Thursday, February 02, 2006

The Lucifer Principle - book review


"The Lucifer Principle" by Howard Bloom is a hard book to categorize. The subtitle is "A scientific expedition into the forces of history" but the book is hardly science. It is more like a collection of anecdotes that support and reinforce the author's premise. The anecdotes are, for the most part, believable although certainly not always uncontroversial. I think Bloom enjoys being politically incorrect or even down provocative as when he describes some societies as simply more barbaric and blood-thirsty and then places all Islamic nations within that collection. He idolized imperial England and regrets their downfall due, in large part, to their losing their will to fight. Of course the implication is that America is the next to go unless we start fighting and fighting bloody. Bloom emphasizes the pecking order of nations and claims that there's nothing we can do about their being a pecking order. All we can do is try to stay on top of it where we have a little more ability to control events.

Although most of the book is focused on superorganisms such as nations he doesn't leave out the individual. Here again, he sees the pecking order as "natural" and the best strategy as being on top, however ruthless you have to be to get and stay there.

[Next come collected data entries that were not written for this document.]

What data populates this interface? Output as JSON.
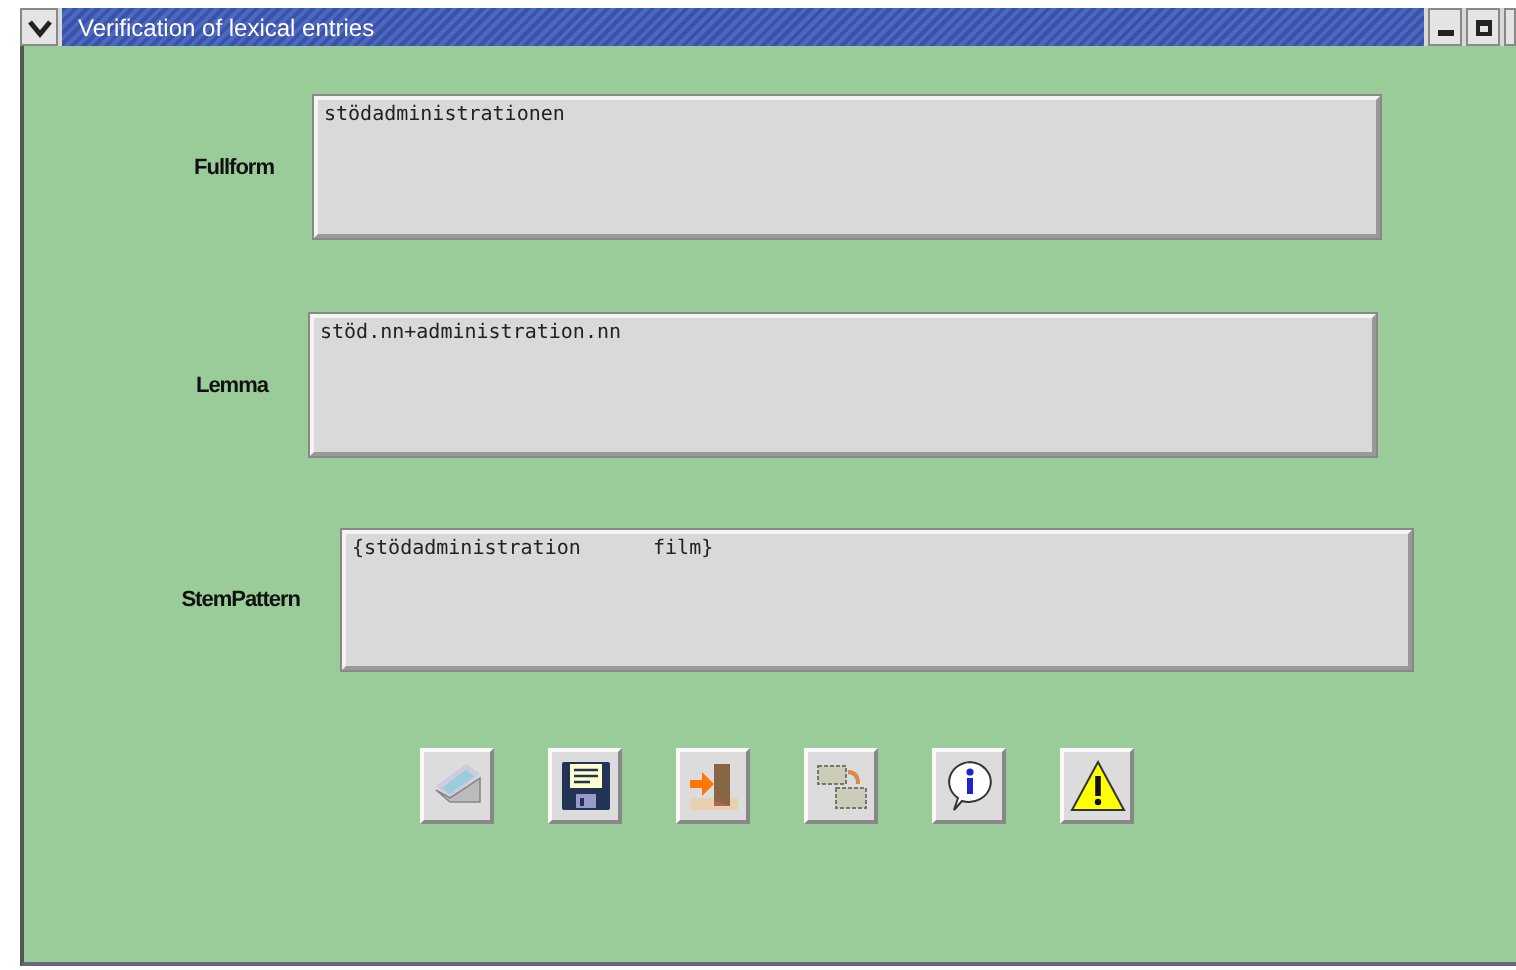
{
  "window": {
    "title": "Verification of lexical entries"
  },
  "fields": [
    {
      "label": "Fullform",
      "value": "stödadministrationen"
    },
    {
      "label": "Lemma",
      "value": "stöd.nn+administration.nn"
    },
    {
      "label": "StemPattern",
      "value": "{stödadministration      film}"
    }
  ],
  "toolbar": [
    {
      "kind": "scanner"
    },
    {
      "kind": "save"
    },
    {
      "kind": "exit"
    },
    {
      "kind": "copy"
    },
    {
      "kind": "info"
    },
    {
      "kind": "warning"
    }
  ]
}
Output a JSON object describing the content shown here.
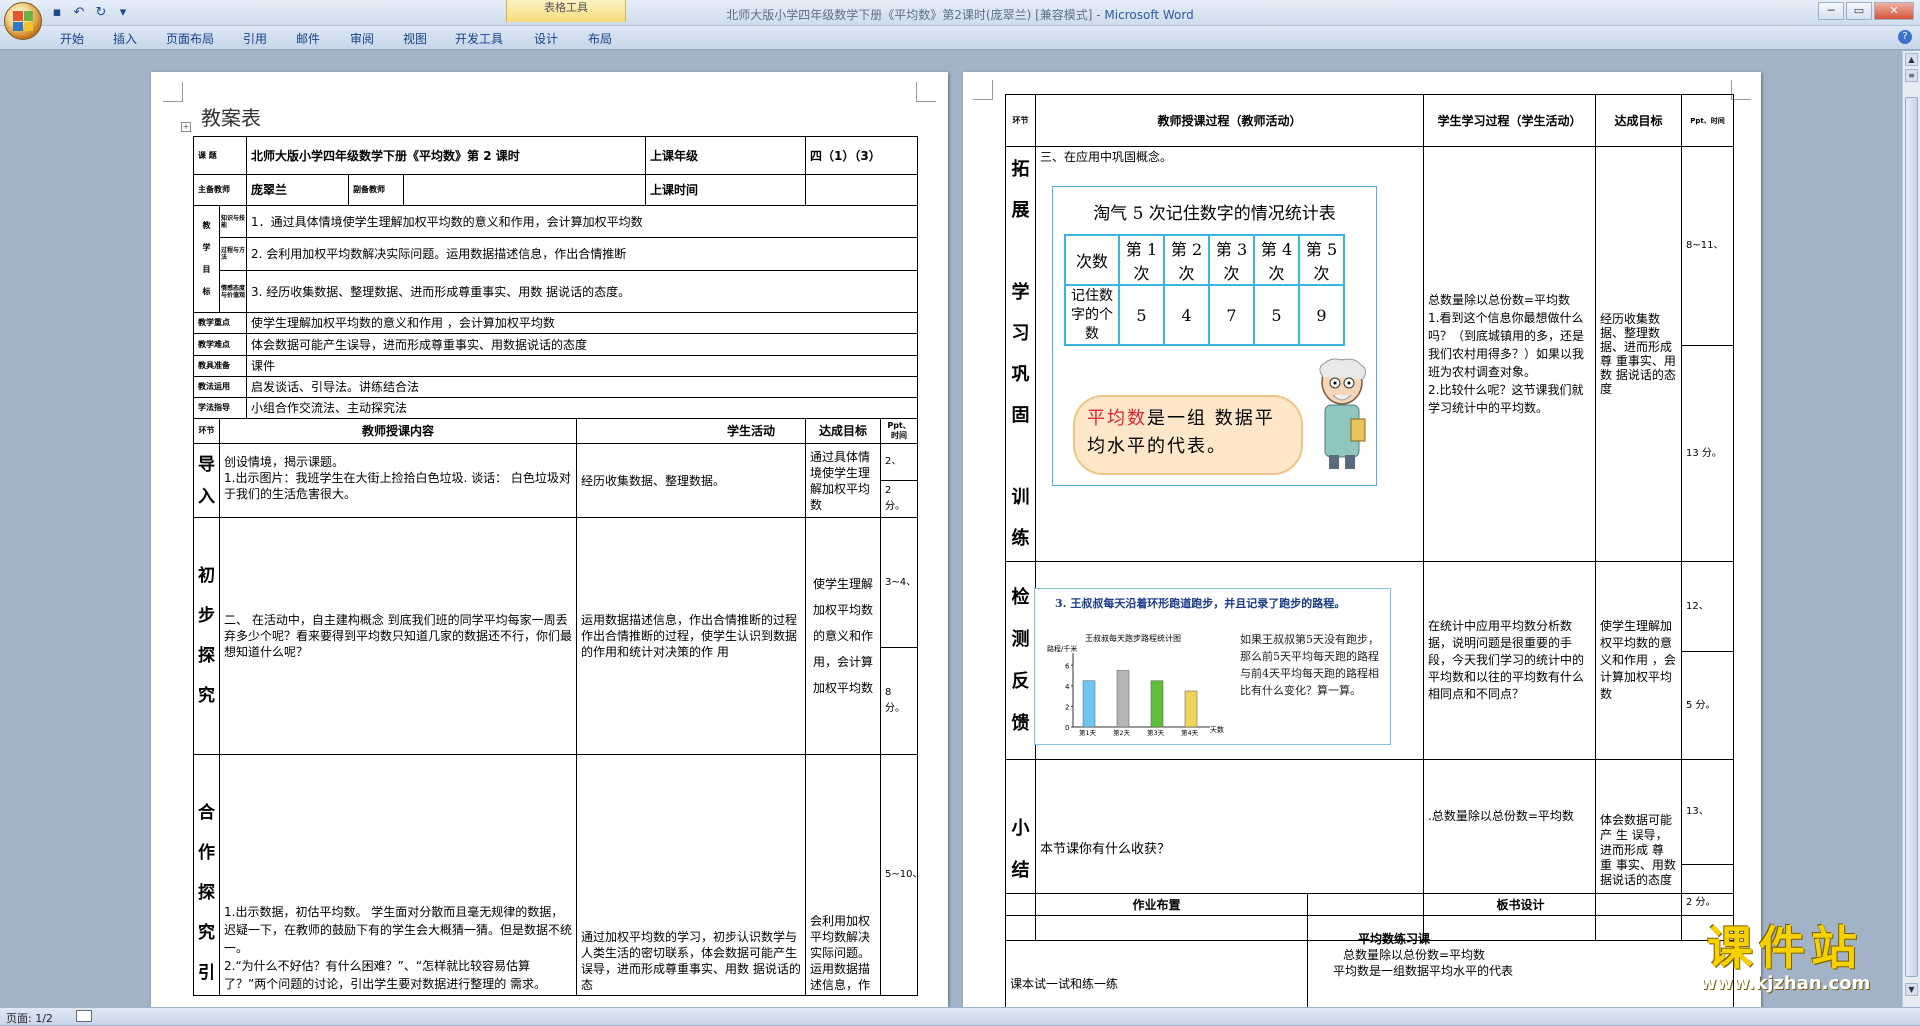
{
  "window": {
    "title": "北师大版小学四年级数学下册《平均数》第2课时(庞翠兰) [兼容模式] - ",
    "app_name": "Microsoft Word",
    "context_tab_group": "表格工具",
    "controls": {
      "minimize": "─",
      "maximize": "▭",
      "close": "✕"
    }
  },
  "ribbon": {
    "tabs": [
      "开始",
      "插入",
      "页面布局",
      "引用",
      "邮件",
      "审阅",
      "视图",
      "开发工具",
      "设计",
      "布局"
    ],
    "help": "?"
  },
  "page1": {
    "heading": "教案表",
    "header_rows": {
      "topic_label": "课  题",
      "topic_value": "北师大版小学四年级数学下册《平均数》第 2 课时",
      "grade_label": "上课年级",
      "grade_value": "四（1）（3）",
      "main_teacher_label": "主备教师",
      "main_teacher_value": "庞翠兰",
      "assistant_label": "副备教师",
      "assistant_value": "",
      "time_label": "上课时间",
      "goals_label": [
        "教",
        "学",
        "目",
        "标"
      ],
      "goal_sub_labels": [
        "知识与技能",
        "过程与方法",
        "情感态度与价值观"
      ],
      "goals": [
        "1．通过具体情境使学生理解加权平均数的意义和作用，会计算加权平均数",
        "2. 会利用加权平均数解决实际问题。运用数据描述信息，作出合情推断",
        "3. 经历收集数据、整理数据、进而形成尊重事实、用数 据说话的态度。"
      ],
      "key_label": "教学重点",
      "key_value": "使学生理解加权平均数的意义和作用 ，会计算加权平均数",
      "difficulty_label": "教学难点",
      "difficulty_value": "体会数据可能产生误导，进而形成尊重事实、用数据说话的态度",
      "prep_label": "教具准备",
      "prep_value": "课件",
      "method_label": "教法运用",
      "method_value": "启发谈话、引导法。讲练结合法",
      "guidance_label": "学法指导",
      "guidance_value": "小组合作交流法、主动探究法"
    },
    "columns": [
      "环节",
      "教师授课内容",
      "学生活动",
      "达成目标",
      "Ppt、时间"
    ],
    "rows": [
      {
        "stage": [
          "导",
          "入"
        ],
        "content": "创设情境，揭示课题。\n  1.出示图片：我班学生在大街上捡拾白色垃圾. 谈话： 白色垃圾对于我们的生活危害很大。",
        "activity": "经历收集数据、整理数据。",
        "goal": "通过具体情境使学生理解加权平均数",
        "ppt": [
          "2、",
          "2 分。"
        ]
      },
      {
        "stage": [
          "初",
          "步",
          "探",
          "究"
        ],
        "content": "  二、 在活动中，自主建构概念 到底我们班的同学平均每家一周丢弃多少个呢？看来要得到平均数只知道几家的数据还不行，你们最想知道什么呢？",
        "activity": "运用数据描述信息，作出合情推断的过程\n作出合情推断的过程，使学生认识到数据的作用和统计对决策的作 用",
        "goal": "使学生理解加权平均数的意义和作用，会计算加权平均数",
        "ppt": [
          "3~4、",
          "8 分。"
        ]
      },
      {
        "stage": [
          "合",
          "作",
          "探",
          "究",
          "引"
        ],
        "content": "  1.出示数据，初估平均数。 学生面对分散而且毫无规律的数据，迟疑一下，在教师的鼓励下有的学生会大概猜一猜。但是数据不统一。\n  2.“为什么不好估？有什么困难？”、“怎样就比较容易估算了？”两个问题的讨论，引出学生要对数据进行整理的 需求。",
        "activity": "通过加权平均数的学习，初步认识数学与人类生活的密切联系，体会数据可能产生误导，进而形成尊重事实、用数 据说话的态",
        "goal": "会利用加权平均数解决实际问题。运用数据描述信息，作",
        "ppt": [
          "5~10、",
          ""
        ]
      }
    ]
  },
  "page2": {
    "columns": [
      "环节",
      "教师授课过程（教师活动）",
      "学生学习过程（学生活动）",
      "达成目标",
      "Ppt、时间"
    ],
    "rows": [
      {
        "stage": [
          "拓",
          "展",
          "学",
          "习",
          "巩",
          "固",
          "训",
          "练"
        ],
        "content": "三、在应用中巩固概念。",
        "activity": "  总数量除以总份数=平均数\n  1.看到这个信息你最想做什么吗？（到底城镇用的多，还是我们农村用得多？）如果以我班为农村调查对象。\n  2.比较什么呢？这节课我们就学习统计中的平均数。",
        "goal": "经历收集数据、整理数据、进而形成尊 重事实、用数 据说话的态度",
        "ppt": [
          "8~11、",
          "13 分。"
        ]
      },
      {
        "stage": [
          "检",
          "测",
          "反",
          "馈"
        ],
        "content": "",
        "activity": "在统计中应用平均数分析数据，说明问题是很重要的手段，今天我们学习的统计中的平均数和以往的平均数有什么 相同点和不同点？",
        "goal": "使学生理解加权平均数的意义和作用 ，会计算加权平均数",
        "ppt": [
          "12、",
          "5 分。"
        ]
      },
      {
        "stage": [
          "小",
          "结"
        ],
        "content": "本节课你有什么收获？",
        "activity": ".总数量除以总份数=平均数",
        "goal": "体会数据可能 产 生 误导，进而形成 尊 重 事实、用数据说话的态度",
        "ppt": [
          "13、",
          "2 分。"
        ]
      }
    ],
    "homework_label": "作业布置",
    "board_label": "板书设计",
    "homework_value": "课本试一试和练一练",
    "board_lines": [
      "平均数练习课",
      "总数量除以总份数=平均数",
      "平均数是一组数据平均水平的代表"
    ],
    "figure1": {
      "title": "淘气 5 次记住数字的情况统计表",
      "header": [
        "次数",
        "第 1 次",
        "第 2 次",
        "第 3 次",
        "第 4 次",
        "第 5 次"
      ],
      "row_label": "记住数字的个数",
      "row_values": [
        "5",
        "4",
        "7",
        "5",
        "9"
      ],
      "bubble_highlight": "平均数",
      "bubble_text": "是一组 数据平均水平的代表。"
    },
    "figure2": {
      "problem": "3. 王叔叔每天沿着环形跑道跑步，并且记录了跑步的路程。",
      "note": "如果王叔叔第5天没有跑步，那么前5天平均每天跑的路程与前4天平均每天跑的路程相比有什么变化？算一算。"
    }
  },
  "chart_data": {
    "type": "bar",
    "title": "王叔叔每天跑步路程统计图",
    "ylabel": "路程/千米",
    "xlabel": "天数",
    "categories": [
      "第1天",
      "第2天",
      "第3天",
      "第4天"
    ],
    "values": [
      4.5,
      5.5,
      4.5,
      3.5
    ],
    "ylim": [
      0,
      7
    ],
    "yticks": [
      "0",
      "2",
      "4",
      "6"
    ],
    "colors": [
      "#6ec6f0",
      "#b5b5b5",
      "#5fbf3a",
      "#f2d35a"
    ],
    "grid": false
  },
  "status_bar": {
    "page": "页面: 1/2"
  },
  "watermark": {
    "big": "课件站",
    "url": "www.kjzhan.com"
  }
}
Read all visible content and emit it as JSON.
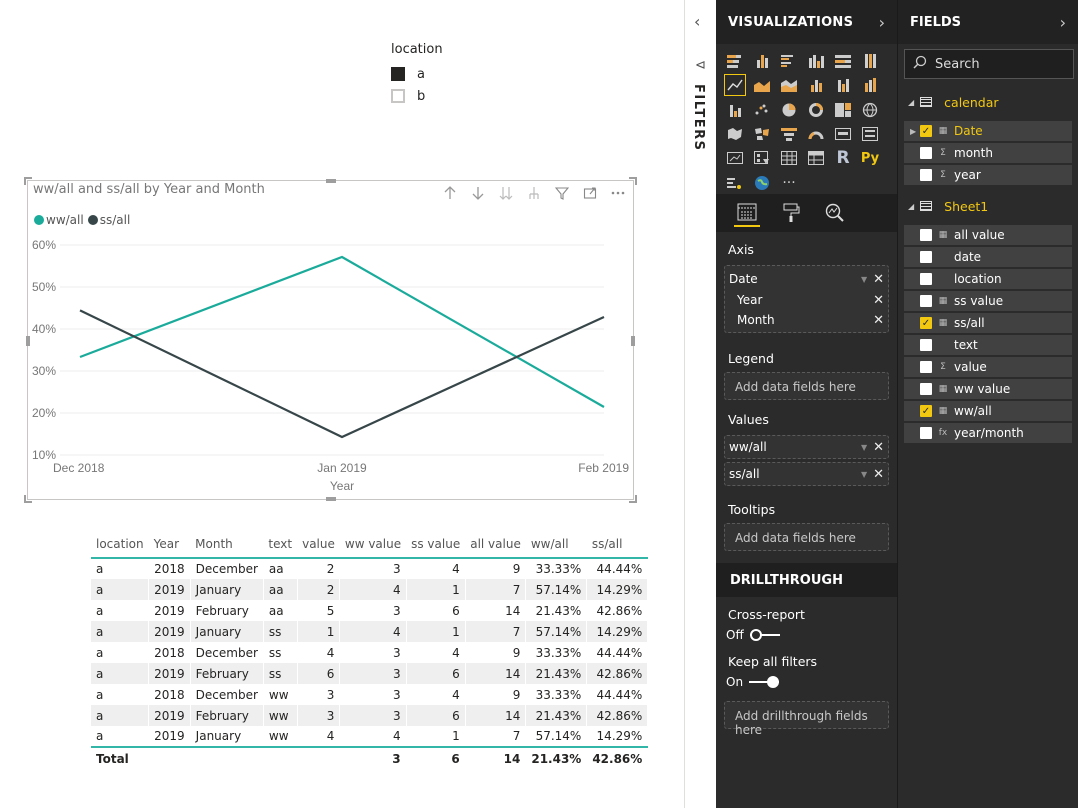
{
  "slicer": {
    "title": "location",
    "items": [
      {
        "label": "a",
        "checked": true
      },
      {
        "label": "b",
        "checked": false
      }
    ]
  },
  "chart": {
    "title": "ww/all and ss/all by Year and Month",
    "legend": [
      {
        "name": "ww/all",
        "color": "#1aab9b"
      },
      {
        "name": "ss/all",
        "color": "#374649"
      }
    ],
    "toolbar": [
      "drill-up-icon",
      "drill-down-icon",
      "expand-all-icon",
      "expand-hierarchy-icon",
      "filter-icon",
      "focus-mode-icon",
      "more-options-icon"
    ]
  },
  "chart_data": {
    "type": "line",
    "categories": [
      "Dec 2018",
      "Jan 2019",
      "Feb 2019"
    ],
    "series": [
      {
        "name": "ww/all",
        "values": [
          33.33,
          57.14,
          21.43
        ],
        "color": "#1aab9b"
      },
      {
        "name": "ss/all",
        "values": [
          44.44,
          14.29,
          42.86
        ],
        "color": "#374649"
      }
    ],
    "xlabel": "Year",
    "ylabel": "",
    "yticks": [
      "10%",
      "20%",
      "30%",
      "40%",
      "50%",
      "60%"
    ],
    "ylim": [
      10,
      60
    ],
    "grid": true,
    "legend_position": "top-left"
  },
  "table": {
    "columns": [
      "location",
      "Year",
      "Month",
      "text",
      "value",
      "ww value",
      "ss value",
      "all value",
      "ww/all",
      "ss/all"
    ],
    "rows": [
      [
        "a",
        "2018",
        "December",
        "aa",
        "2",
        "3",
        "4",
        "9",
        "33.33%",
        "44.44%"
      ],
      [
        "a",
        "2019",
        "January",
        "aa",
        "2",
        "4",
        "1",
        "7",
        "57.14%",
        "14.29%"
      ],
      [
        "a",
        "2019",
        "February",
        "aa",
        "5",
        "3",
        "6",
        "14",
        "21.43%",
        "42.86%"
      ],
      [
        "a",
        "2019",
        "January",
        "ss",
        "1",
        "4",
        "1",
        "7",
        "57.14%",
        "14.29%"
      ],
      [
        "a",
        "2018",
        "December",
        "ss",
        "4",
        "3",
        "4",
        "9",
        "33.33%",
        "44.44%"
      ],
      [
        "a",
        "2019",
        "February",
        "ss",
        "6",
        "3",
        "6",
        "14",
        "21.43%",
        "42.86%"
      ],
      [
        "a",
        "2018",
        "December",
        "ww",
        "3",
        "3",
        "4",
        "9",
        "33.33%",
        "44.44%"
      ],
      [
        "a",
        "2019",
        "February",
        "ww",
        "3",
        "3",
        "6",
        "14",
        "21.43%",
        "42.86%"
      ],
      [
        "a",
        "2019",
        "January",
        "ww",
        "4",
        "4",
        "1",
        "7",
        "57.14%",
        "14.29%"
      ]
    ],
    "total": [
      "Total",
      "",
      "",
      "",
      "",
      "3",
      "6",
      "14",
      "21.43%",
      "42.86%"
    ]
  },
  "filters": {
    "label": "FILTERS",
    "collapse_glyph": "‹",
    "filter_glyph": "⊲"
  },
  "visualizations": {
    "title": "VISUALIZATIONS",
    "chevron": "›",
    "axis_label": "Axis",
    "axis_field": "Date",
    "axis_subfields": [
      "Year",
      "Month"
    ],
    "legend_label": "Legend",
    "legend_placeholder": "Add data fields here",
    "values_label": "Values",
    "values_fields": [
      "ww/all",
      "ss/all"
    ],
    "tooltips_label": "Tooltips",
    "tooltips_placeholder": "Add data fields here",
    "drillthrough_title": "DRILLTHROUGH",
    "cross_report_label": "Cross-report",
    "cross_report_state": "Off",
    "keep_filters_label": "Keep all filters",
    "keep_filters_state": "On",
    "drillthrough_placeholder": "Add drillthrough fields here",
    "r_label": "R",
    "py_label": "Py",
    "more_label": "···"
  },
  "fields": {
    "title": "FIELDS",
    "chevron": "›",
    "search_placeholder": "Search",
    "tables": [
      {
        "name": "calendar",
        "fields": [
          {
            "name": "Date",
            "checked": true,
            "type": "hierarchy",
            "highlighted": true
          },
          {
            "name": "month",
            "checked": false,
            "type": "sigma"
          },
          {
            "name": "year",
            "checked": false,
            "type": "sigma"
          }
        ]
      },
      {
        "name": "Sheet1",
        "fields": [
          {
            "name": "all value",
            "checked": false,
            "type": "measure"
          },
          {
            "name": "date",
            "checked": false,
            "type": "none"
          },
          {
            "name": "location",
            "checked": false,
            "type": "none"
          },
          {
            "name": "ss value",
            "checked": false,
            "type": "measure"
          },
          {
            "name": "ss/all",
            "checked": true,
            "type": "measure"
          },
          {
            "name": "text",
            "checked": false,
            "type": "none"
          },
          {
            "name": "value",
            "checked": false,
            "type": "sigma"
          },
          {
            "name": "ww value",
            "checked": false,
            "type": "measure"
          },
          {
            "name": "ww/all",
            "checked": true,
            "type": "measure"
          },
          {
            "name": "year/month",
            "checked": false,
            "type": "calc"
          }
        ]
      }
    ]
  }
}
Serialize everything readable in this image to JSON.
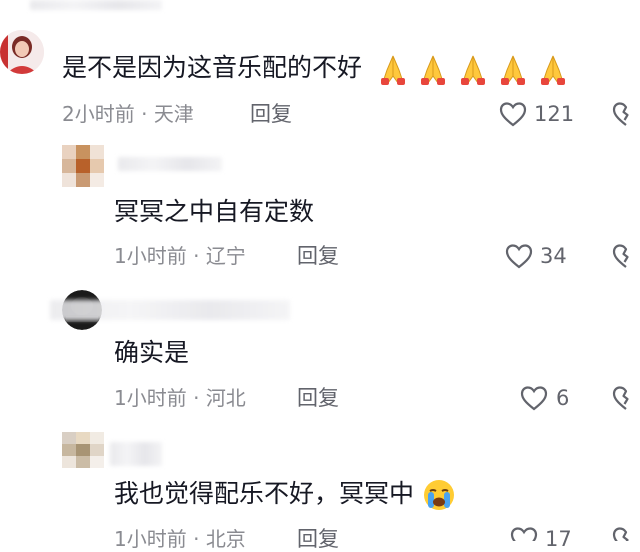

This book will make pacifists cringe and those who think humanity is improving dispair. The title of the book comes from Bloom's assertion that all this blood, gore, and struggle are necessary for the human race to grown and thrive but, since we don't want to blame God for this necessity, we invent Lucifer and blame him instead. The book is easy to read, if not to stomach. I found myself wanting to argue with the author on almost every point while conceding that he's not alone in believing the ideas he puts forth.

I think this book sounds so convincing because Bloom paints everything in black and white (and bloody red all over) whereas I believe the world really is more gray. Imperialism may have advanced many third world nations faster than any other action might have but it did so with consequences which for the past 100 years have reverberated throughout the world spreading death and misery. Maybe another method of bringing civilization to the third world would have been just as effective without creating this legacy. If all we learned from the past 4,000 years is what Bloom tells us in The Lucifer Principle, then we are poor learners indeed.